Chaney, after killing her father, fled to the Indian
Territory (present-day Oklahoma) and joined up with the “Lucky” Ned Pepper
gang. Mattie realizes that she can’t
travel alone into that treacherous territory and achieve her goal of bringing
Chaney back to Fort Smith to stand trial in Judge Isaac Parker’s federal court
for the Western District of Arkansas.
That court also has jurisdiction over any case in the territory that
involves a white person who is either a victim or perpetrator. Therefore, because the territory comes under federal
jurisdiction, she sets out to hire the district’s meanest, toughest, orneriest
U.S. deputy marshal to assist her.
She seeks advice on this matter from the local sheriff:
“Who is the best marshal they have?”
“The sheriff thought on it for a minute. He said, ‘I would have to weigh that
proposition. There is near about two
hundred of them. I reckon William Waters
is the best tracker. He is a half-breed
Comanche and it is something to see, watching him cast for sign. The meanest one is Rooster Cogburn. He is a pitiless man, double-tough, and fear
don’t enter into his thinking. He loves
to pull a cork. Now L.T. Quinn, he
brings prisoners in alive. He may let
one get by now and then but he believes even the worst of men is entitled to a
fair shake. Also the court does not pay
any fees for dead men. Quinn is a good
peace officer and a lay preacher to boot.

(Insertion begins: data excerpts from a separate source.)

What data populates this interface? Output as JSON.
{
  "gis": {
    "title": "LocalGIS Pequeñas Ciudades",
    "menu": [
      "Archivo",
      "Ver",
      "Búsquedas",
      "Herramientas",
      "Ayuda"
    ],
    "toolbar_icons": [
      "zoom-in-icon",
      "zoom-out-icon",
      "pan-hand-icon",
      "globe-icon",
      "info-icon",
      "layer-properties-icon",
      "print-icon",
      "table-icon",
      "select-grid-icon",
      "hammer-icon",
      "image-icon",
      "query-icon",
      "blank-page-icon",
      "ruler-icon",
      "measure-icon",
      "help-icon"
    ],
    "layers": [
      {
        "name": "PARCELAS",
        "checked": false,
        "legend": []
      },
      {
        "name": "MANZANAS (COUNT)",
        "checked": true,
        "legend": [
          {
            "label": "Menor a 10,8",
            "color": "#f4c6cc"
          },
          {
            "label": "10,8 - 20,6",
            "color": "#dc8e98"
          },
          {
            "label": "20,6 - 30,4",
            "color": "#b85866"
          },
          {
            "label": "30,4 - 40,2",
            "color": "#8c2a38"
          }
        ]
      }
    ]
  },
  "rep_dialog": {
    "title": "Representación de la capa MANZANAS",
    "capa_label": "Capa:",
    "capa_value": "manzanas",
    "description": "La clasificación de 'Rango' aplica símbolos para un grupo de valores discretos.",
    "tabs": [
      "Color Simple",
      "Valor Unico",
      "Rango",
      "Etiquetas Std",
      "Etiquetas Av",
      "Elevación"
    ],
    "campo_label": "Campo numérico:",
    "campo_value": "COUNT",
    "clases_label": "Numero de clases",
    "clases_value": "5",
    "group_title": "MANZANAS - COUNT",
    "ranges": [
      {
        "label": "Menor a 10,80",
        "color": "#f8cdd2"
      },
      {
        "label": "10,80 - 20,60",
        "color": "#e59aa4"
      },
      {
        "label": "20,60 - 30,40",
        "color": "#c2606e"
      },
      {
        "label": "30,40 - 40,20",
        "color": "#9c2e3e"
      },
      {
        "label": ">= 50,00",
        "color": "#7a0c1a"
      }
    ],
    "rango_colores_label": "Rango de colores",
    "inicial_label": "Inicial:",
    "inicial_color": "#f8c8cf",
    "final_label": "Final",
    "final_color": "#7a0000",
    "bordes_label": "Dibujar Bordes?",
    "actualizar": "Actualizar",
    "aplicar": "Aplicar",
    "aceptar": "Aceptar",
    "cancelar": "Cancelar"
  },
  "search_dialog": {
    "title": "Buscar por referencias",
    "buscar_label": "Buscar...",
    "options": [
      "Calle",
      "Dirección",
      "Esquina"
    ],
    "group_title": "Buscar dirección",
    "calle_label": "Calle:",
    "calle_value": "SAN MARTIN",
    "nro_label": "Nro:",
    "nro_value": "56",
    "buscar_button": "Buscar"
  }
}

He will not plant evidence or abuse a prisoner. He is straight as a string. Yes, I will say Quinn is about the best they
have.’”
“I said, ‘Where can I find this Rooster?’”
Mattie isn’t looking for a good tracker, or a fair man, she
is looking for a man with “true grit,” a characteristic that she admires and that
which she personally possesses in full measure.
It turns out that Reuben J. “Rooster” Cogburn is a one-eyed,
hard-drinking, ruthless, fat man of about forty who isn’t sure that he wants to
work for Mattie, or, as he makes plain, any woman. But after much verbal sparring between the
two, Rooster’s reticence is overcome by Mattie’s agreement to pay him the
hundred dollars he demands for taking on the job. It is more than she wants to pay, but she
compromises by promising to pay him fifty now and the other fifty after the
mission is accomplished.
Matters become even more complicated when a Texas Ranger by
the name of LaBoeuf (pronounced La-Beef) arrives in Fort Smith. He is also on Chaney’s trail. It seems that Chaney killed a state senator
in Texas and that there is a sizable bounty on his head. The marshal and the ranger decide to join
forces and split the proceeds if they are able to capture – or kill – the
fugitive.
“Anyhow, it sounds queer.
Five hundred dollars is mighty little for a man that killed a senator.”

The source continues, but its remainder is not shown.